Es wirkte vieles improvisiert und sehr spontan, was allerdings die Darstellerin durch ihr schauspielerisches Talent wettmachte: Sie blieb vollkommen in ihrer Rolle, egal ob die Technik mitgespielt hat oder nicht. Gefallen hatten mir auch die Tanzeinlagen und die musikalischen Elemente. Die Schauspielerin beherrschte einen traumhaften Tanzstil!

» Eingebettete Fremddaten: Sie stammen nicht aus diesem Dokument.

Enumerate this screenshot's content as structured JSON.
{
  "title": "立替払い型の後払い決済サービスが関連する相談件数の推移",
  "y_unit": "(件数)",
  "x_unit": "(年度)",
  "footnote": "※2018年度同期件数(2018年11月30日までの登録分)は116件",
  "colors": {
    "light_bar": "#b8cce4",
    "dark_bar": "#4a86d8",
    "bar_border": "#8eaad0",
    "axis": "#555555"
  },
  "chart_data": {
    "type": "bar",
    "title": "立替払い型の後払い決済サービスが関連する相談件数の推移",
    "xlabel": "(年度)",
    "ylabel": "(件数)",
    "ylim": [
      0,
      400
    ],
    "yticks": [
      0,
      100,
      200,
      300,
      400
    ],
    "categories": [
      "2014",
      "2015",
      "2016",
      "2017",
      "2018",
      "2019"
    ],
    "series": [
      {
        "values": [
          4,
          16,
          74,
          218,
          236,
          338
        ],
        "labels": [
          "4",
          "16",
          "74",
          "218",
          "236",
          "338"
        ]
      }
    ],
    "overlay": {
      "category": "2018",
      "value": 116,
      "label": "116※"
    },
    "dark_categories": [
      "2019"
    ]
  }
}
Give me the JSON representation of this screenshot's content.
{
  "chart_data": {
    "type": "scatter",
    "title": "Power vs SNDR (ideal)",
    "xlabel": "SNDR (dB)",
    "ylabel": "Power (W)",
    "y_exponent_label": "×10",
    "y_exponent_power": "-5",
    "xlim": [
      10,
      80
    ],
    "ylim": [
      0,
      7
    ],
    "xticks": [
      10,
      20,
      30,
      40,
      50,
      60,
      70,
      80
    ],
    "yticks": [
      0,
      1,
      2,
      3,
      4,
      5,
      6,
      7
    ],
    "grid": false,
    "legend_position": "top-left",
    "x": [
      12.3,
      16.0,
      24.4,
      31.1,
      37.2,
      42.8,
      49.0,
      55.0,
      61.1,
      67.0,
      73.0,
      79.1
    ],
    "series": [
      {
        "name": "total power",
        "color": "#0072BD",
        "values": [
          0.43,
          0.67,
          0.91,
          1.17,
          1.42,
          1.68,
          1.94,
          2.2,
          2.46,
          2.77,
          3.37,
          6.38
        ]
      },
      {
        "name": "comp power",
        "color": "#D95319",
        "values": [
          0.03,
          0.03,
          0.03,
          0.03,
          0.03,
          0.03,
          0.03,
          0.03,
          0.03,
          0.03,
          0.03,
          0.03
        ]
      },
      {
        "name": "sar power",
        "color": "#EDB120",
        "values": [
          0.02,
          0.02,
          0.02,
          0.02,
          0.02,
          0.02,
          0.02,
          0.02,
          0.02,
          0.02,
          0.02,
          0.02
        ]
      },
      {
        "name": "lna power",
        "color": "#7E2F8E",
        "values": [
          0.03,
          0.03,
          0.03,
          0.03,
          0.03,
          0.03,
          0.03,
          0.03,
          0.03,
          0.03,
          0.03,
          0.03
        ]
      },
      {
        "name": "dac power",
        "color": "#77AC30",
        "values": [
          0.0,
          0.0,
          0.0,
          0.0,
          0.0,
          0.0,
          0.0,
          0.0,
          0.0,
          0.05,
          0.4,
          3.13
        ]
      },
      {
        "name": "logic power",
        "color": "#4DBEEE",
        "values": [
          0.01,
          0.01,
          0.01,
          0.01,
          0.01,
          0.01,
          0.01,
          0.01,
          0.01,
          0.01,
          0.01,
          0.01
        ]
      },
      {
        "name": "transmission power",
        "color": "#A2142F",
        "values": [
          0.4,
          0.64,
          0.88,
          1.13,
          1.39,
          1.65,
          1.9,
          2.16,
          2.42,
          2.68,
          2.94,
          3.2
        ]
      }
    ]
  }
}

Die Filme auf den Bildschirmen waren unterhaltsam und fantasievoll umgesetzt. Zum Beispiel wurde der Krieg symbolisch dargestellt, indem sich Männer gegenseitig ohrfeigten. Doch manche Szenen dehnten sich zu lange aus, dafür kam leider das Ende zu kurz.

Im Endeffekt würde ich das Theaterstück jedem weiterempfehlen, da es gerade in der heutigen Zeit sehr wichtig ist, die Sicht von Flüchtlingen zu verstehen.

"Als mein Vater ein Busch wurde und ich meinen Namen verlor" Multimediales TanzTheater für Menschen ab 9 Jahren unter Schirmherrschaft der Deutschen UNESCO Kommission e.V.